Category : Diary/Journal
Sub Category : N/A
There is a longing in me to be reunited once again.... but reunited with what, with who?
There is deep loneliness at times where I feel I am in this experience all by myself. I have a sense of feeling lost, left here, and forgotten about.... but who is it that may have forgotten me?
There are many times I wonder what this life experience is all about as so often it has not been an easy ride.
There are times when love seems to have abandoned me completely and even on a sunny day I can only see skies that are grey.
Why is it so hard for me to let love in? Why do I let my mind fill with thoughts that I am not good enough to know love?
There is a longing at the core of my being.... a longing to make every moment sacred, a longing to shed the layers that have blinded me from myself for so long, a longing for the free, unbridled expression of the soul to unleash itself, a longing to be completely me.
I feel the longing deep within my heart to be reconnected in love again. There is a not so distant memory, one buried deep within me as to be the tiniest spark of light, where I still feel its flame. I know it's there deep within my subconscious and I yearn for its warmth, its light, its soft gentle glow.

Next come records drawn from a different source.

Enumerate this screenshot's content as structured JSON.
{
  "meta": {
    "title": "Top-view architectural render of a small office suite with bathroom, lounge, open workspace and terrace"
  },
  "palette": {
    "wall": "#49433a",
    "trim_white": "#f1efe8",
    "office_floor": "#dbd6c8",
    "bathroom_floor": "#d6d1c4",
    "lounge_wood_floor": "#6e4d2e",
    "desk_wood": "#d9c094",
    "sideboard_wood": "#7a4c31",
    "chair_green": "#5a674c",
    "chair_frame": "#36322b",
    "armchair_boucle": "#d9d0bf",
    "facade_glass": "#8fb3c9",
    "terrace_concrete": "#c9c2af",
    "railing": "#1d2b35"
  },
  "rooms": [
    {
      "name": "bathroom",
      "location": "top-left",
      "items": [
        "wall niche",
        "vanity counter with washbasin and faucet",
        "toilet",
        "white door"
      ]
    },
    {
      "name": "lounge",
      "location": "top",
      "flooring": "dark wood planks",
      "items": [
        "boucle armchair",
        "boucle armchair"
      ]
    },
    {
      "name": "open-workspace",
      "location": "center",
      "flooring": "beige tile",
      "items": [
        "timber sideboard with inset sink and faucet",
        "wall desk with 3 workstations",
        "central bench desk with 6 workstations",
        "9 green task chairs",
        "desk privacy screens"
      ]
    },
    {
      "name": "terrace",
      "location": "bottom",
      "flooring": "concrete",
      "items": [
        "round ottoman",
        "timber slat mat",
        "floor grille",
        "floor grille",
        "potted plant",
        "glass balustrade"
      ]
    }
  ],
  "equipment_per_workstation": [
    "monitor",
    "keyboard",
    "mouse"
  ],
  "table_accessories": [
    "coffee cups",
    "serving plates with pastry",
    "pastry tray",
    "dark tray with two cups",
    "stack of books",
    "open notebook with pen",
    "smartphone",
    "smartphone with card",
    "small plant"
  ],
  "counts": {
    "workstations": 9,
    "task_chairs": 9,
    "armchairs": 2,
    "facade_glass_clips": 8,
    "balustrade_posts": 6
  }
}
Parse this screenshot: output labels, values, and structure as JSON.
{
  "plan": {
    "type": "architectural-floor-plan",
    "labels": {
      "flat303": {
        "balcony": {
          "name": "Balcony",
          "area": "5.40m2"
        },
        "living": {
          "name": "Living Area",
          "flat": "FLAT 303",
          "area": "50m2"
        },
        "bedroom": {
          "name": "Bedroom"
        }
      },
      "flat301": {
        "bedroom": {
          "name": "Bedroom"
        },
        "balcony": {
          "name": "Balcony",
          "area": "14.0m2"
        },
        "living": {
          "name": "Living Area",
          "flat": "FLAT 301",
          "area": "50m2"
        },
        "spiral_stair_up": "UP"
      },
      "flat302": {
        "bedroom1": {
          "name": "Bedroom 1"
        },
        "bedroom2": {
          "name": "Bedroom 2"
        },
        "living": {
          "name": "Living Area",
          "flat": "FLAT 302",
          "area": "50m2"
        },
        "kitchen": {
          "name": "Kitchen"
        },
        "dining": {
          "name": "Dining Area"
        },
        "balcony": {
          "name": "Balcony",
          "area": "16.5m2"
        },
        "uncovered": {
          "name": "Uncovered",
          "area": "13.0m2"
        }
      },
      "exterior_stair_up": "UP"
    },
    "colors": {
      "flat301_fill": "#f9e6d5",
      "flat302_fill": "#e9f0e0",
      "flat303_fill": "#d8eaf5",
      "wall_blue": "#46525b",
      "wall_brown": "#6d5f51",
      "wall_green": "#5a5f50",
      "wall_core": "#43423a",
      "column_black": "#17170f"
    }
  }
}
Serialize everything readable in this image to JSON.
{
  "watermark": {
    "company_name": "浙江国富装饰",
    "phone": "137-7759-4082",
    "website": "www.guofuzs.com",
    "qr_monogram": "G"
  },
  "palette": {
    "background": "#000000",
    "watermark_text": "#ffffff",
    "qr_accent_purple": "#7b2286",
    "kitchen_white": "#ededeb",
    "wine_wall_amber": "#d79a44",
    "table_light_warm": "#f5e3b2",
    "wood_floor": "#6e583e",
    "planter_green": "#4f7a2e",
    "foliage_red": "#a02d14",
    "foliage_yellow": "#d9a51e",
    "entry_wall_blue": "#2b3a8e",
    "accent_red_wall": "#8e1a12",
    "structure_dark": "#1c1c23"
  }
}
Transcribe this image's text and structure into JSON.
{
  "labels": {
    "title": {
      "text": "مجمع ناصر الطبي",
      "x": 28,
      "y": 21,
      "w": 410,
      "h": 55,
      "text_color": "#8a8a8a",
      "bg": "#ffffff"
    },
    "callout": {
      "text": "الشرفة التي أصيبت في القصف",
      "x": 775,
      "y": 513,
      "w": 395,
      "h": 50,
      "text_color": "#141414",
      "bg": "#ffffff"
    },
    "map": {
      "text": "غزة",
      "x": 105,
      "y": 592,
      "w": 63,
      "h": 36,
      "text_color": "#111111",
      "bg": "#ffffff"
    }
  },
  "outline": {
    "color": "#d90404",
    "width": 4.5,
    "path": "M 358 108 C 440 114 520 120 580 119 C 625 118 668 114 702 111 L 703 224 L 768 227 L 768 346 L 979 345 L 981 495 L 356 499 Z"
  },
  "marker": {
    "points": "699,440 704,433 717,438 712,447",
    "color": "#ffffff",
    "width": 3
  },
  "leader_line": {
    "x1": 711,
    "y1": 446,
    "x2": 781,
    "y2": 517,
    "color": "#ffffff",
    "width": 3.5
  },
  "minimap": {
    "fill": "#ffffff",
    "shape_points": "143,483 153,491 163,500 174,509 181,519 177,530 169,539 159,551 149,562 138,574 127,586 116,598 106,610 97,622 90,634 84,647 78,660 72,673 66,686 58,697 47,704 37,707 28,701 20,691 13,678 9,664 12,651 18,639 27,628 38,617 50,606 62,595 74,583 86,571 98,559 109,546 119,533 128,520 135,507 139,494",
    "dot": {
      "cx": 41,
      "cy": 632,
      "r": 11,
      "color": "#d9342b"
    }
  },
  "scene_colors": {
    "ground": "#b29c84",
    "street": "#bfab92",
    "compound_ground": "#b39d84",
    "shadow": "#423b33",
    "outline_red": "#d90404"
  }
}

I long for my reconnection to the loving flow from my heart to the one heart that has held mine captive for years. I long for the freedom that love brings with its creative flow. I long for the courage found within that love. I long to sing my heart song again to the one who knows my soul and pick up, once again the dance to love's tune. And I long to feel my heart open wide in love's laughter and passion.
And tonight, it all happened.
Tonight, the keeper of my heart, the mate of my soul showed up with his arms stretched out, ready to slow dance with me to the tune of our love's melody.
Every part of love is waiting right now for me to own it, to open to it, to accept it, to claim it.
Tonight, I go inward for that spark of light, the glow of love that has been whispering in my ear to get my attention for a long time.
Tonight, I trust and surrender to fate.